Before they could agree their next move, there came a whoop from a ledge behind them. A youth dressed in ragged trousers, bare chest striped with ash, dropped down on Barton and tumbled him into the shallow water with a yell. A second smaller boy, who looked about twelve, ran at Dora but shied at the last moment. He jabbed a homemade spear at her but without making contact.
‘Yah!’ he said, but without the complete conviction of his brother.
‘Leave our lands, foreign invaders!’ growled the older boy. His voice was in that uncertain stage of the newly broken.
‘Hartley!’ said Barton in exasperation, heaving him off and emerging soaked from his unplanned dip.
‘I’m not Hartley. I am Chief Kubla Khan, and this is my warrior, Xanadu.’
Xanadu bared his teeth at Dora, who refrained– with difficulty– from smiling.
‘Let me guess: this is your cavern measureless to man?’ asked Barton. He turned to Dora. ‘It’s taken from a wonderful fragment written by their father, sadly not yet published.’
‘Kubla Khan?’ she wondered. ‘What an odd subject for a poem.’
‘Not at all!In Xanadu did Kubla Khan…’ As Barton began declaiming, Hartley and Derwent joined in. The three boys– for Barton was evidently reverting to his boyish self– formed a little circle and did an impromptu ‘Indian scout’ dance in time to the verse.
A stately pleasure dome decree:
Where Alph, the sacred river, ran,
Through caverns measureless to man
Down to a sunless sea.
Dora laughed and applauded. ‘Excellent!’
Barton grinned. ‘We are somewhat mixing up our exotic imagery, blending the native inhabitants of America with the Mongolian setting of Mr Coleridge’s poem.’
Hartley lifted his chin defiantly. ‘Father says our imagination fuses what we read and what we see into a unity. This place can be anywhere we wish.’
Barton bowed. ‘I stand corrected. You have found a perfect home for Kubla Khan. In the spirit of which, I offer you a visiting Abyssinian maid, who has a few questions for you.’
Dora raised a brow.
‘It was either that or a woman wailing for her demon lover,’ Barton murmured in an undertone.
‘From the same poem?’
He nodded.
This was the boys’ stage and their make-believe. Dora bowed low in oriental style.
‘O most magnificent Kubla Khan, and most fearsome Xanadu, slayer of his majesty’s enemies, I beg leave to share the hospitality of your campfire.’
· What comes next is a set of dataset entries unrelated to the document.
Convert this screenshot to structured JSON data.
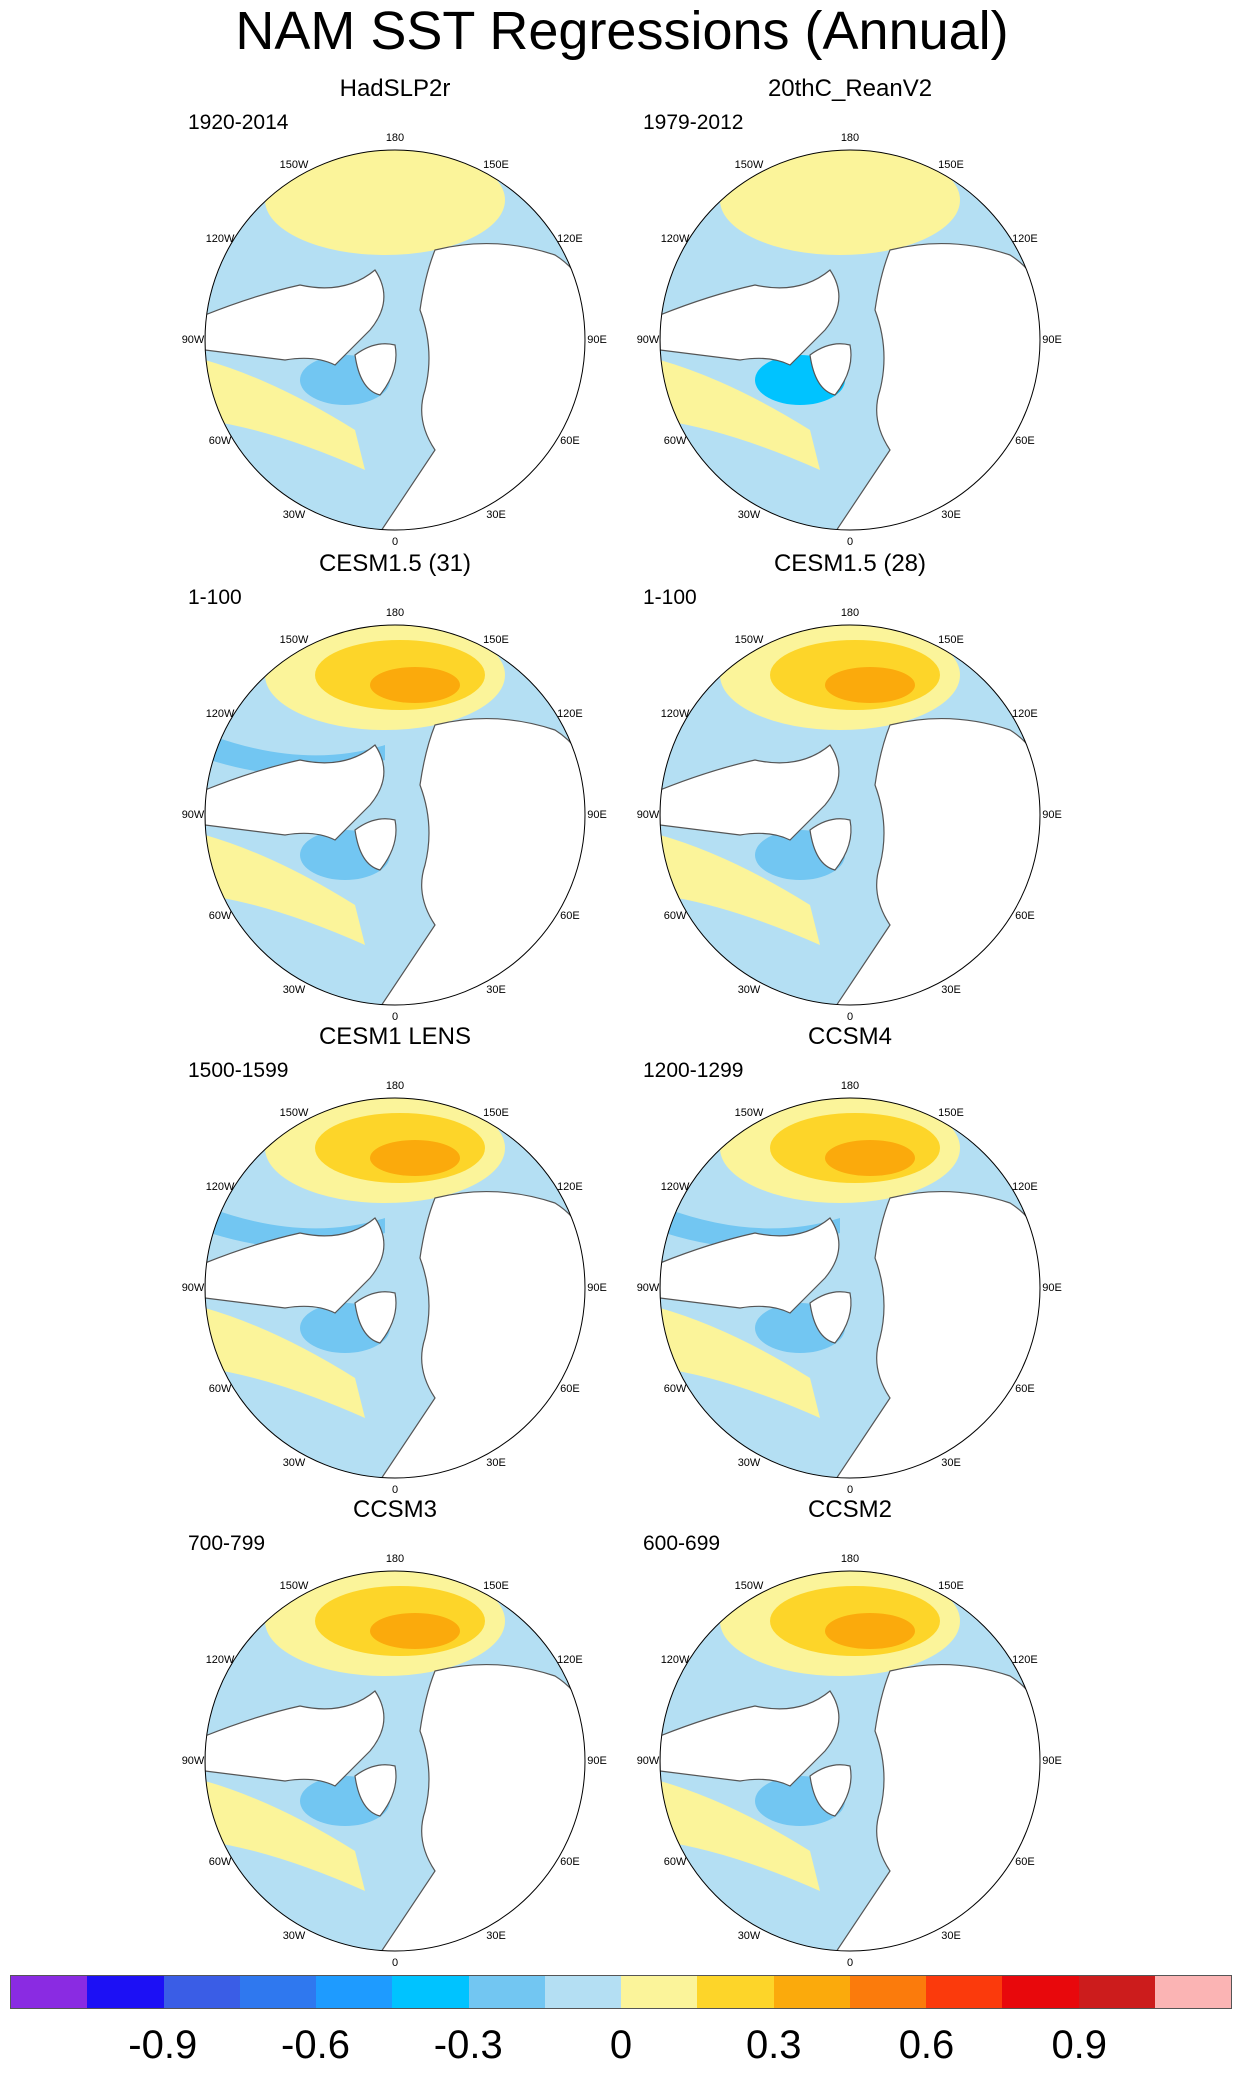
{
  "title": "NAM SST Regressions (Annual)",
  "lon_labels": [
    "180",
    "150E",
    "120E",
    "90E",
    "60E",
    "30E",
    "0",
    "30W",
    "60W",
    "90W",
    "120W",
    "150W"
  ],
  "panels": [
    {
      "title": "HadSLP2r",
      "period": "1920-2014"
    },
    {
      "title": "20thC_ReanV2",
      "period": "1979-2012"
    },
    {
      "title": "CESM1.5 (31)",
      "period": "1-100"
    },
    {
      "title": "CESM1.5 (28)",
      "period": "1-100"
    },
    {
      "title": "CESM1 LENS",
      "period": "1500-1599"
    },
    {
      "title": "CCSM4",
      "period": "1200-1299"
    },
    {
      "title": "CCSM3",
      "period": "700-799"
    },
    {
      "title": "CCSM2",
      "period": "600-699"
    }
  ],
  "colorbar": {
    "colors": [
      "#8a2be2",
      "#1c10f5",
      "#3a5de6",
      "#2f78ef",
      "#1e9bff",
      "#00c3ff",
      "#72c6f2",
      "#b4dff3",
      "#fbf49a",
      "#fdd529",
      "#fbaa0c",
      "#fb7b0c",
      "#fb3a0c",
      "#e8080c",
      "#cc1c1c",
      "#fbb4b4"
    ],
    "labels": [
      "-0.9",
      "-0.6",
      "-0.3",
      "0",
      "0.3",
      "0.6",
      "0.9"
    ]
  }
}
‘Oh, she’s good!’ whispered Derwent to his brother, who nudged him to remember his role.
‘Speak, fair damsel, speak and be welcome,’ declared Hartley.
Dora could see Barton was shivering. ‘Might we take our parley to the greensward?’ she suggested, using her hands to gesture as she might on the boards. ‘Brother Sun is riding high in the sky and sharing his bounty of warmth and light with the earth beneath.’
‘We shall share,’ agreed Hartley, then displayed that he wasn’t fully Kubla-ed by offering a hand to steady her as they took the stepping stones back to the outside of the mine.
The two boys led them along the slope in the direction of Grasmere before dropping down into a copse where they had established their camp. Last year’s beech nuts crunched underfoot on a bed of copper leaves. On the very edge of the trees where Rydal Water lapped at the shore, Hartley stopped and gestured for them to take their seats on the logs the boys had dragged either side of their campfire.
Now for her masterstroke. Dora produced the bag of buns. It was as well she had been carrying them because she didn’t think they would’ve survived a dip in the cave pool.
‘I bring an offering as a token of friendship from my people.’ She placed them on a flat stone in the middle.